Appliance manufacturers go for the cheapest parts possible that still perform reliably under the warranty period. The motor driving that turntable is not a precision stepper or brushless motor with variable microprocessor speed control. It's a cheap A/C motor (perhaps with a drive belt for torque) that's switched to line current by a 30-cent mechanical relay. You can tell it's A/C when the turntable starts in a random direction each time it's energized.
There is no need to put an expensive polarity-reversal circuit (with mechanical or electronic memory) in the assembly just to alternate the turntable direction. The cooking effect is the same.
Based on my observations, I'd say it actually does alternate. My theory is that the motor speed is slow enough and consistent enough, as is the friction, that the motor consistently overshoots by half a pole when it stops. Thus, it moves in the opposite direction when turned back on. If it was moving faster, it might well be random. What's the chances of it displaying bifurcation then chaos? :-)
Given that the period of my oven is bang on 12 seconds, averaged over many revolutions, I think it's probably a synchronous motor.
Interesting observation on the random direction, I'd always wondered why that was.
The other thing to remember is that in the 1990s a microwave oven cost several hundred dollars at least. Now you can pick one up for fifty bucks, possibly forty. Losing extraneous features like "boomerang turntable" is presumably part of how the manufacturers managed to respond to the downwards price pressure.

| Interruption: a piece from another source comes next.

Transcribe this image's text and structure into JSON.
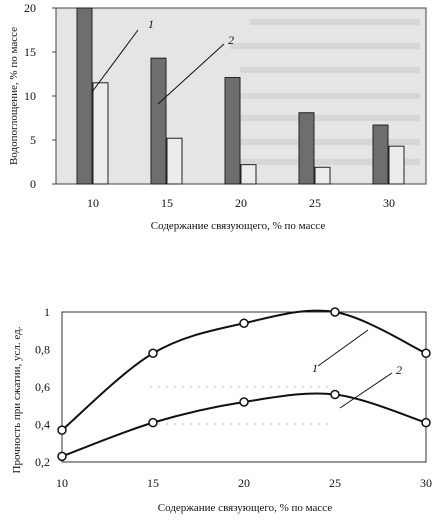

Appliance manufacturers go for the cheapest parts possible that still perform reliably under the warranty period. The motor driving that turntable is not a precision stepper or brushless motor with variable microprocessor speed control. It's a cheap A/C motor (perhaps with a drive belt for torque) that's switched to line current by a 30-cent mechanical relay. You can tell it's A/C when the turntable starts in a random direction each time it's energized.